In 1856, just six years prior to the outbreak of the American Civil War, a transplanted Richmond lawyer by the name of George S. Patton organized a militia in the Kanawha Valley of western Virginia. Originally known as the Kanawha Minutemen, they later became the Kanawha Riflemen.
The company was comprised of the Kanawha Valley’s social elite. They performed at public functions throughout the state, earning a reputation that they could perhaps dance better than they could fight. Such thoughts were quickly put to rest in 1861, and the Riflemen became the foundation of the 1st Kanawha Regiment, which soon after evolved into the 22nd Virginia Infantry, Confederate States Army.
The regiment’s first clash came at Scary Creek, and the men continued to perform gallantly at Cross Lanes, Carnifex Ferry, Sewell Mountain, Cotton Hill, Giles Court House, Lewisburg, Fayetteville, Charleston, Beverly, and White Sulphur Springs.
The regiment lost 21% of the 550 engaged at Droop Mountain. The 22nd also participated in nearly all of the major battles in the 1864 Shenandoah Valley campaign, including Winchester, where Patton lost his life.

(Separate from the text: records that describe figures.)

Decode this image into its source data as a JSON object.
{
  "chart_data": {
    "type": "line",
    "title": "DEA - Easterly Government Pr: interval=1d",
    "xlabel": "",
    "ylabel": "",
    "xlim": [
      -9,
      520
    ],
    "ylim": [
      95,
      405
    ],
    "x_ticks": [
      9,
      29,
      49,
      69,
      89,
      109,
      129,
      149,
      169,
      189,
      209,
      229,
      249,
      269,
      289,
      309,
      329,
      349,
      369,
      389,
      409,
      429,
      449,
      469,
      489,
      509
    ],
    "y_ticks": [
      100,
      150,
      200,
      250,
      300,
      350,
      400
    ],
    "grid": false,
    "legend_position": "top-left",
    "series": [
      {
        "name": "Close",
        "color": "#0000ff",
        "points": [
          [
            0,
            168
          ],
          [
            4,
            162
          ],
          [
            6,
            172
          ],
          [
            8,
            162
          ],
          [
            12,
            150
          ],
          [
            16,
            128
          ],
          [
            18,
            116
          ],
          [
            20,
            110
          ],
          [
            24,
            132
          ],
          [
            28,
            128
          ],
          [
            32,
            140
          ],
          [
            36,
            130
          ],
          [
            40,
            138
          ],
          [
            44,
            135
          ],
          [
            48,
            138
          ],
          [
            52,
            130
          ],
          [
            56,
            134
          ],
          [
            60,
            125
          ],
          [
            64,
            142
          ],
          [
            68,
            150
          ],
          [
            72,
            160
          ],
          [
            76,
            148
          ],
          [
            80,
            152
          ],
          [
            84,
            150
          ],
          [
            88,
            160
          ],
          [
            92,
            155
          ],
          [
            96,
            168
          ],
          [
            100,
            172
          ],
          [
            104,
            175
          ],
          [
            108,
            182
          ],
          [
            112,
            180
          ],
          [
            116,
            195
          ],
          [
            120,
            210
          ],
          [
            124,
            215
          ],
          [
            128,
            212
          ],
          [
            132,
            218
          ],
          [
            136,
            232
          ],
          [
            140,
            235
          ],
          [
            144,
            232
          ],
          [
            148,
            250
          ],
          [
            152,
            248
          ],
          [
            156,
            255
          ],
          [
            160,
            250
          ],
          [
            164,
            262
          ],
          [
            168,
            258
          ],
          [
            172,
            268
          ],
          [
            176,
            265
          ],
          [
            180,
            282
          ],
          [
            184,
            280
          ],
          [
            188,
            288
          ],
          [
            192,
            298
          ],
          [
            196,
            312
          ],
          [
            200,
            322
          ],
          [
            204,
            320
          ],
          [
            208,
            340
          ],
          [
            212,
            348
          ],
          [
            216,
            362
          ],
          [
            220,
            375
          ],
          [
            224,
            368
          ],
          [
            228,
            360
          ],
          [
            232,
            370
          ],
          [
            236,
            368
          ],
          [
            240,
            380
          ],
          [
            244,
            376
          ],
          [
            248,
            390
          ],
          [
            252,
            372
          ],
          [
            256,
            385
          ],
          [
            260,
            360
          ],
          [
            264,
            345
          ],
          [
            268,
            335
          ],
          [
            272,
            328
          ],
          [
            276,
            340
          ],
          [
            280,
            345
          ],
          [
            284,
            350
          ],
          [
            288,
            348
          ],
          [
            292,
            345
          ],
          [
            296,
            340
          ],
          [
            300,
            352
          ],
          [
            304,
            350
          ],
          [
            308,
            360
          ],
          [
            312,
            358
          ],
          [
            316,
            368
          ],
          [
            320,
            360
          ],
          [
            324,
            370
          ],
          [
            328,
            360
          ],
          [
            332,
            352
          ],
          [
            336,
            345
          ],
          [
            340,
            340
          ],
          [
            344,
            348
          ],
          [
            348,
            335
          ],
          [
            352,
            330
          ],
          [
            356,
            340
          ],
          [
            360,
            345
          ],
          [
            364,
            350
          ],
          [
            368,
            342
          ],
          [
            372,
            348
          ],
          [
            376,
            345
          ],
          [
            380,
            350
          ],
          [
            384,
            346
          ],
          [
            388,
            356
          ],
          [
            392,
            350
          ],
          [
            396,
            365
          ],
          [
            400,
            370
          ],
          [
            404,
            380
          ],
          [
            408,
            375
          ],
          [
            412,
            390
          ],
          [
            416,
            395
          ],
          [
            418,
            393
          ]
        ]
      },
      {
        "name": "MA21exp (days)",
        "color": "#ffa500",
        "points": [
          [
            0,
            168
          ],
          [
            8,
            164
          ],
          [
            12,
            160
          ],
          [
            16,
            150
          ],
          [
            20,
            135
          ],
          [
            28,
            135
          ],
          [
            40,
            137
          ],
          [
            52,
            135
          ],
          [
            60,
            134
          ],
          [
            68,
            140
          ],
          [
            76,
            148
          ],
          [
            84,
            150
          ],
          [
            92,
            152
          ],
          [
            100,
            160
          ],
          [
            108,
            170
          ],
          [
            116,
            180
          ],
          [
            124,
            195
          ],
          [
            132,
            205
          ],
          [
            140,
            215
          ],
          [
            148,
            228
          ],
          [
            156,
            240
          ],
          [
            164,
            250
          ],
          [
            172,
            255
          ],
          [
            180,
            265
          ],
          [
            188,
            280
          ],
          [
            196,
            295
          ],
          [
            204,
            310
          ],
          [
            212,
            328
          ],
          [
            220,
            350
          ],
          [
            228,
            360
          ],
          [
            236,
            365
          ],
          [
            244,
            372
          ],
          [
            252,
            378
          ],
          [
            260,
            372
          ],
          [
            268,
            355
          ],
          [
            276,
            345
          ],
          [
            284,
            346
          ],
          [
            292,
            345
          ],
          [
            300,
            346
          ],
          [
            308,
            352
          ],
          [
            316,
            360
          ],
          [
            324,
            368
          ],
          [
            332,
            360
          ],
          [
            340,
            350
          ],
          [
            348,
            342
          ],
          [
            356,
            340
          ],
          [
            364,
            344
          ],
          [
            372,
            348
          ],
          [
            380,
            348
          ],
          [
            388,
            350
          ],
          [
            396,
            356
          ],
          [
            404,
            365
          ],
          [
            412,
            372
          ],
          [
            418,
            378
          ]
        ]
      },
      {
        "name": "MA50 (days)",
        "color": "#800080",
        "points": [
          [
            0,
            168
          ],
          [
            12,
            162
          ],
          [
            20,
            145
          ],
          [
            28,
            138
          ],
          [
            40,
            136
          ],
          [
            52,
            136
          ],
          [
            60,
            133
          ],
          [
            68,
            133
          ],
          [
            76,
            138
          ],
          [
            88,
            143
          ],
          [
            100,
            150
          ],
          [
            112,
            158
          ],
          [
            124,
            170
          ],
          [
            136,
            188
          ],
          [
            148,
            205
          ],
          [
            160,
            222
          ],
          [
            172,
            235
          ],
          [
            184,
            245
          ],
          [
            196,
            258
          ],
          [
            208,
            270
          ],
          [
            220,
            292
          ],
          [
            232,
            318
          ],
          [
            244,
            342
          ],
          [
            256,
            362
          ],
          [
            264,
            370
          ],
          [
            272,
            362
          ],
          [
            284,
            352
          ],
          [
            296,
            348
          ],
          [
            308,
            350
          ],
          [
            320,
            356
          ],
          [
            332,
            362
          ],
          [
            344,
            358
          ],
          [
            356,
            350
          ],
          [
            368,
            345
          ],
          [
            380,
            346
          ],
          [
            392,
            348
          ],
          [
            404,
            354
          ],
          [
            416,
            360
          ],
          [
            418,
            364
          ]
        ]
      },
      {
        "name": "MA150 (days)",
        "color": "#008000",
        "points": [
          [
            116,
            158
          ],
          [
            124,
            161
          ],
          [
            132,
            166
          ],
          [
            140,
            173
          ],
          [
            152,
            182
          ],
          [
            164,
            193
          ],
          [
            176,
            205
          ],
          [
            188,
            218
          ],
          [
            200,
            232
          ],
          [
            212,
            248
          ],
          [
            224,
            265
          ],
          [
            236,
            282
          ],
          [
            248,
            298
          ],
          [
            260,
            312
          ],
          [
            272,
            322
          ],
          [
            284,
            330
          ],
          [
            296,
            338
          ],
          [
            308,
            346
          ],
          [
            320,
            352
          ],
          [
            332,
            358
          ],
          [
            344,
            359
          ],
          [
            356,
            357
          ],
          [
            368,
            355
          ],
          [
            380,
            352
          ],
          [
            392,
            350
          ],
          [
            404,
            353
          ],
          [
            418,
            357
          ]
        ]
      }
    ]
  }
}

This volume contains an annotated roster of over 2,300 names, battle maps, and photos of members. The roster also contains detailed data on service, including birth and death dates, and burial locations when known.
The 22nd Virginia Infantry entered the Civil War as a makeshift group of Virginia volunteers known as the 1st Kanawha. Although continually plagued by a shortage of weapons, uniforms, equipment, and training, these fiercely independent farm and mountain boys from the western Virginia counties of Kanawha, Putnam, Fayette, Nicholas, Greenbrier, Monroe, Wyoming, Boone, Clay, and Alleghany, fought with a determination and tenacity equal to any regiment in Confederate service.

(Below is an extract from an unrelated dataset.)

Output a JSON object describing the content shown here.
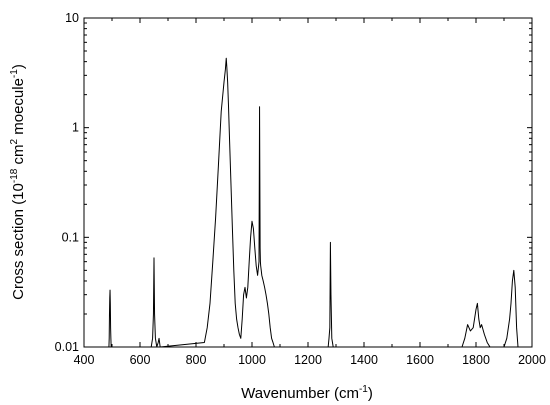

The regiment often campaigned in the worst possible geographical and environmental conditions, led by some of the most incompetent and incompatible generals the south could produce.
From the regiment’s baptism of fire on the banks of Scary Creek in the Kanawha Valley, to the high mountain ranges of Gauley, Sewell, and Cotton Hill, the 22nd Virginia Infantry spent the first three years of the war fighting in all the major battles in West Virginia, and suffered the highest rate of casualties of any Confederate regiment engaged in the clashes at Lewisburg, White Sulphur Springs, and Droop Mountain.
During 1864 the 22nd Virginia marched to the Shenandoah Valley, fighting alongside the V.M.I. cadets at New Market, in the trenches at Cold Harbor, and defending Lynchburg. With Jubal Early, the regiment marched on Washington, D.C. and engaged in all the major battles in the Shenandoah Valley.
In the battle at Winchester in September the regiment’s brigade organization was nearly destroyed and the valiant Colonel George S. Patton of the 22nd Virginia was mortally wounded.
The remains of the 22nd Virginia spent the remaining months of the war chasing raider General Stoneman throughout southwest Virginia, until disbanding at Christiansburg in April of 1865 after learning of General Lee’s surrender, ending forever the “Fighting 22nd.”